I kinda expected this would happen, and even pretty much saw it coming. 

I mean, the antibiotics that we've been using forever to keep his tracheitis at bay have been subdued by the enemy. So the plan was to try to get something else, but only use it when he was symptomatic. 

He got something or other about a week ago and we started seeing it in his trach, eyes, and right ear. Yeah, the same place we always see problems start.  But no fever, no nasal discharge, and other than tired, he mostly did okay. 

He did become less stable, but it was for a few minutes here and there each day.  Unstable like, he would drop his sats to the 60's and sometimes 50's.  Not good, but again, it was brief. 

So Monday evening we came back up to get checked out. He looked good, really, but I was on edge with things. In the ED, everything was coming back right in the normal range.  He was even pretty much baseline on his oxygen. There was no way he needed the PICU so he came up to the floor.  We had a new doc on the team who very much didn't want to use the big IV antibiotics. I mean, I get it. They need to not be used except when very much needed.  But when the germs don't respond to anything else (including the one he was sure would work), they're needed! Whatever. 

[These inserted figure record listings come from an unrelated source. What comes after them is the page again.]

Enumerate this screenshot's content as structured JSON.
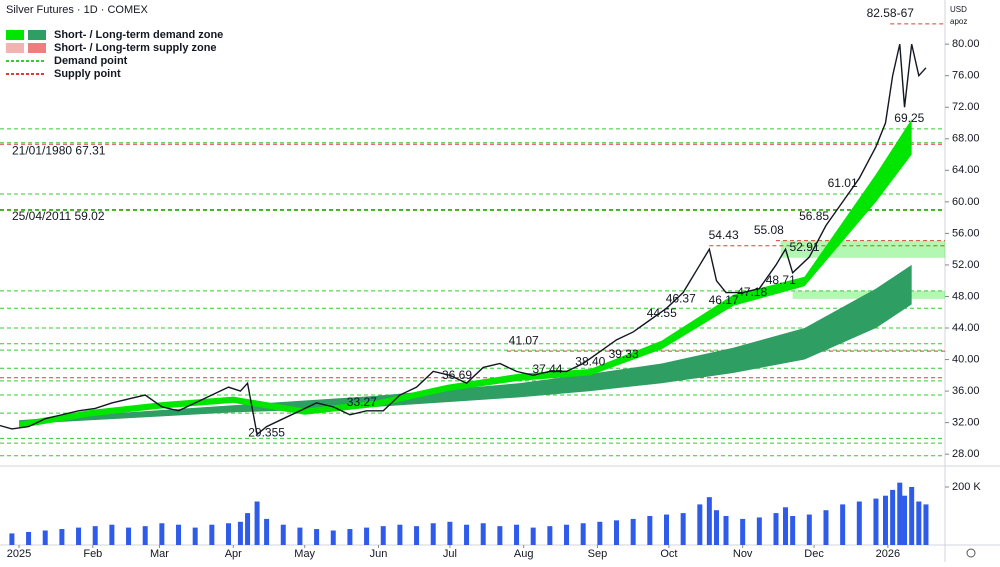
{
  "chart_data": {
    "type": "line",
    "title": "Silver Futures · 1D · COMEX",
    "currency": "USD",
    "scale_label": "apoz",
    "legend": [
      {
        "label": "Short- / Long-term demand zone",
        "colors": [
          "#00e600",
          "#2e9e62"
        ],
        "style": "box"
      },
      {
        "label": "Short- / Long-term supply zone",
        "colors": [
          "#f4b3b3",
          "#ef7f7f"
        ],
        "style": "box"
      },
      {
        "label": "Demand point",
        "colors": [
          "#33cc33"
        ],
        "style": "dash"
      },
      {
        "label": "Supply point",
        "colors": [
          "#e53935"
        ],
        "style": "dash"
      }
    ],
    "x": [
      -10,
      -3,
      4,
      11,
      18,
      25,
      32,
      39,
      46,
      53,
      60,
      67,
      74,
      81,
      88,
      93,
      96,
      100,
      104,
      111,
      118,
      125,
      132,
      139,
      146,
      153,
      160,
      167,
      174,
      181,
      188,
      195,
      202,
      209,
      216,
      223,
      230,
      237,
      244,
      251,
      258,
      265,
      272,
      279,
      286,
      290,
      293,
      297,
      304,
      311,
      318,
      322,
      325,
      332,
      339,
      346,
      353,
      360,
      364,
      367,
      370,
      372,
      375,
      378,
      381
    ],
    "xlim": [
      -8,
      389
    ],
    "xticks": [
      {
        "value": 0,
        "label": "2025"
      },
      {
        "value": 31,
        "label": "Feb"
      },
      {
        "value": 59,
        "label": "Mar"
      },
      {
        "value": 90,
        "label": "Apr"
      },
      {
        "value": 120,
        "label": "May"
      },
      {
        "value": 151,
        "label": "Jun"
      },
      {
        "value": 181,
        "label": "Jul"
      },
      {
        "value": 212,
        "label": "Aug"
      },
      {
        "value": 243,
        "label": "Sep"
      },
      {
        "value": 273,
        "label": "Oct"
      },
      {
        "value": 304,
        "label": "Nov"
      },
      {
        "value": 334,
        "label": "Dec"
      },
      {
        "value": 365,
        "label": "2026"
      }
    ],
    "ylim": [
      26.5,
      85.6
    ],
    "yticks": [
      {
        "value": 28,
        "label": "28.00"
      },
      {
        "value": 32,
        "label": "32.00"
      },
      {
        "value": 36,
        "label": "36.00"
      },
      {
        "value": 40,
        "label": "40.00"
      },
      {
        "value": 44,
        "label": "44.00"
      },
      {
        "value": 48,
        "label": "48.00"
      },
      {
        "value": 52,
        "label": "52.00"
      },
      {
        "value": 56,
        "label": "56.00"
      },
      {
        "value": 60,
        "label": "60.00"
      },
      {
        "value": 64,
        "label": "64.00"
      },
      {
        "value": 68,
        "label": "68.00"
      },
      {
        "value": 72,
        "label": "72.00"
      },
      {
        "value": 76,
        "label": "76.00"
      },
      {
        "value": 80,
        "label": "80.00"
      }
    ],
    "series": [
      {
        "name": "Close",
        "color": "#131722",
        "values": [
          31.8,
          31.2,
          31.5,
          32.5,
          33.0,
          33.5,
          33.8,
          34.5,
          35.0,
          35.5,
          34.0,
          33.5,
          34.5,
          35.5,
          36.5,
          36.0,
          37.0,
          30.5,
          31.5,
          32.5,
          33.5,
          34.5,
          34.0,
          33.0,
          33.5,
          33.5,
          35.5,
          36.5,
          38.5,
          38.0,
          37.0,
          39.0,
          39.5,
          38.5,
          38.0,
          38.5,
          38.5,
          39.5,
          41.0,
          42.5,
          43.5,
          45.0,
          46.5,
          48.5,
          52.0,
          54.0,
          50.0,
          48.5,
          48.5,
          49.0,
          52.0,
          54.0,
          51.0,
          53.0,
          57.0,
          60.0,
          63.0,
          67.0,
          70.0,
          76.0,
          80.0,
          72.0,
          80.0,
          76.0,
          77.0
        ]
      }
    ],
    "volume": {
      "color": "#2f5bea",
      "ylim": [
        0,
        258600
      ],
      "ticks": [
        {
          "value": 200000,
          "label": "200 K"
        }
      ],
      "values": [
        60000,
        40000,
        45000,
        50000,
        55000,
        60000,
        65000,
        70000,
        60000,
        65000,
        75000,
        70000,
        60000,
        70000,
        75000,
        80000,
        110000,
        150000,
        90000,
        70000,
        60000,
        55000,
        50000,
        55000,
        60000,
        65000,
        70000,
        65000,
        75000,
        80000,
        70000,
        75000,
        65000,
        70000,
        60000,
        65000,
        70000,
        75000,
        80000,
        85000,
        90000,
        100000,
        105000,
        110000,
        140000,
        165000,
        120000,
        100000,
        90000,
        95000,
        110000,
        130000,
        100000,
        105000,
        120000,
        140000,
        150000,
        160000,
        170000,
        190000,
        215000,
        170000,
        200000,
        150000,
        140000
      ]
    },
    "short_zone": {
      "x": [
        0,
        30,
        60,
        90,
        120,
        150,
        180,
        210,
        240,
        270,
        300,
        330,
        360,
        375
      ],
      "color": "#00e600",
      "lower": [
        31.3,
        32.8,
        33.8,
        34.5,
        33.0,
        34.0,
        36.0,
        37.3,
        38.0,
        41.3,
        46.8,
        49.3,
        60.0,
        66.0
      ],
      "upper": [
        32.1,
        33.6,
        34.6,
        35.3,
        33.8,
        34.8,
        36.8,
        38.2,
        38.8,
        42.4,
        48.2,
        50.5,
        63.5,
        70.5
      ]
    },
    "long_zone": {
      "x": [
        0,
        30,
        60,
        90,
        120,
        150,
        180,
        210,
        240,
        270,
        300,
        330,
        360,
        375
      ],
      "color": "#2e9e62",
      "lower": [
        31.8,
        32.3,
        32.8,
        33.3,
        33.6,
        34.0,
        34.6,
        35.2,
        36.0,
        37.0,
        38.3,
        40.0,
        44.0,
        47.0
      ],
      "upper": [
        32.3,
        33.0,
        33.6,
        34.2,
        34.8,
        35.4,
        36.2,
        37.0,
        38.2,
        39.5,
        41.5,
        44.0,
        49.0,
        52.0
      ]
    },
    "demand_boxes": [
      {
        "ylim": [
          52.91,
          55.08
        ],
        "x": [
          320,
          389
        ]
      },
      {
        "ylim": [
          47.7,
          48.71
        ],
        "x": [
          325,
          389
        ]
      }
    ],
    "supply_levels": [
      {
        "value": 82.58,
        "x": 366
      },
      {
        "value": 67.31,
        "x": -8,
        "label": "21/01/1980 67.31"
      },
      {
        "value": 59.02,
        "x": -8,
        "label": "25/04/2011 59.02"
      },
      {
        "value": 37.7,
        "x": -8
      },
      {
        "value": 41.07,
        "x": 205
      },
      {
        "value": 54.43,
        "x": 290
      },
      {
        "value": 55.08,
        "x": 318
      }
    ],
    "demand_levels": [
      69.25,
      67.5,
      61.0,
      58.9,
      48.71,
      46.5,
      44.0,
      42.0,
      41.2,
      38.9,
      37.3,
      35.5,
      33.2,
      30.0,
      29.4,
      27.8
    ],
    "annotations": [
      {
        "label": "82.58-67",
        "value": 82.58,
        "x": 366
      },
      {
        "label": "69.25",
        "value": 69.25,
        "x": 374
      },
      {
        "label": "61.01",
        "value": 61.01,
        "x": 346
      },
      {
        "label": "56.85",
        "value": 56.85,
        "x": 334
      },
      {
        "label": "55.08",
        "value": 55.08,
        "x": 315
      },
      {
        "label": "54.43",
        "value": 54.43,
        "x": 296
      },
      {
        "label": "52.91",
        "value": 52.91,
        "x": 330
      },
      {
        "label": "48.71",
        "value": 48.71,
        "x": 320
      },
      {
        "label": "47.18",
        "value": 47.18,
        "x": 308
      },
      {
        "label": "46.17",
        "value": 46.17,
        "x": 296
      },
      {
        "label": "46.37",
        "value": 46.37,
        "x": 278
      },
      {
        "label": "44.55",
        "value": 44.55,
        "x": 270
      },
      {
        "label": "41.07",
        "value": 41.07,
        "x": 212
      },
      {
        "label": "39.33",
        "value": 39.33,
        "x": 254
      },
      {
        "label": "38.40",
        "value": 38.4,
        "x": 240
      },
      {
        "label": "37.44",
        "value": 37.44,
        "x": 222
      },
      {
        "label": "36.69",
        "value": 36.69,
        "x": 184
      },
      {
        "label": "33.27",
        "value": 33.27,
        "x": 144
      },
      {
        "label": "29.355",
        "value": 29.355,
        "x": 104
      }
    ]
  }
}
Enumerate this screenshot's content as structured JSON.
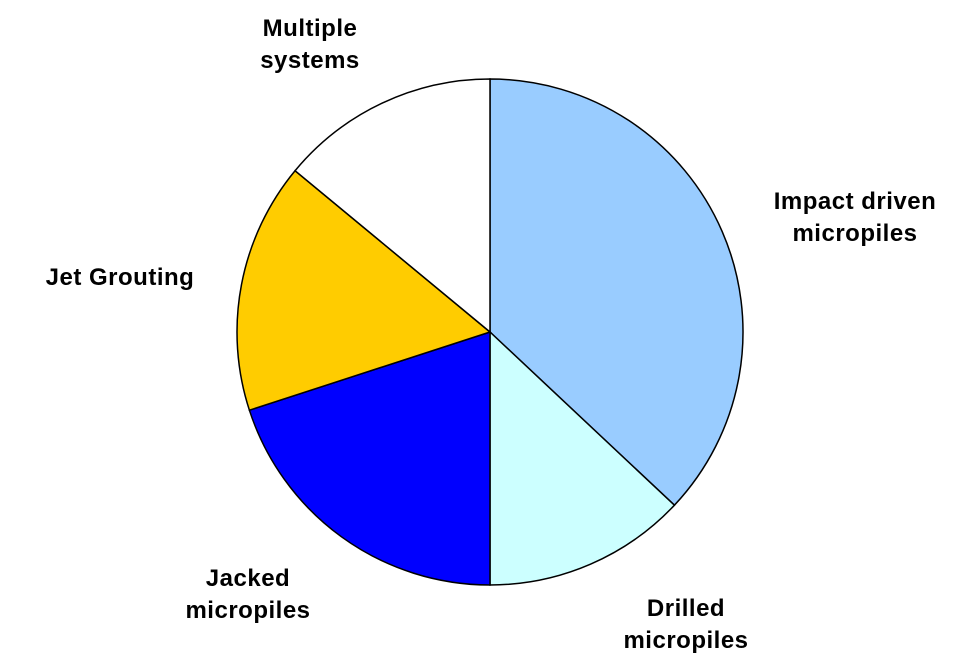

Yesterday also went really well except I was pretty foggy. We didn't get to our room until just after 5 am. Discussion last night was that we would wait until today for the samples to finish growing and then go home tonight. 


Maybe not.

Those grew out just like I was afraid they would. We need those IV antibiotics, and a week of them. Plus, he's become less stable through the course of the day. Instead of mid to high 80's on 3-4 liters, he's struggling to maintain 77 on 8-10 liters. I really don't want to end up in the PICU.  I guess the plus side is, (if he reads the script right) I'll take him home next Tuesday on what's my day off anyway. That will be a lot easier than working all day, driving back up here, and then driving home. Sigh...  

So yep, Aaron is hanging out at Primary's. And frankly, he's having a good time here. I'm grateful for that.

When it is obvious that the goals cannot be reached, 
don't adjust the goals, adjust the action steps.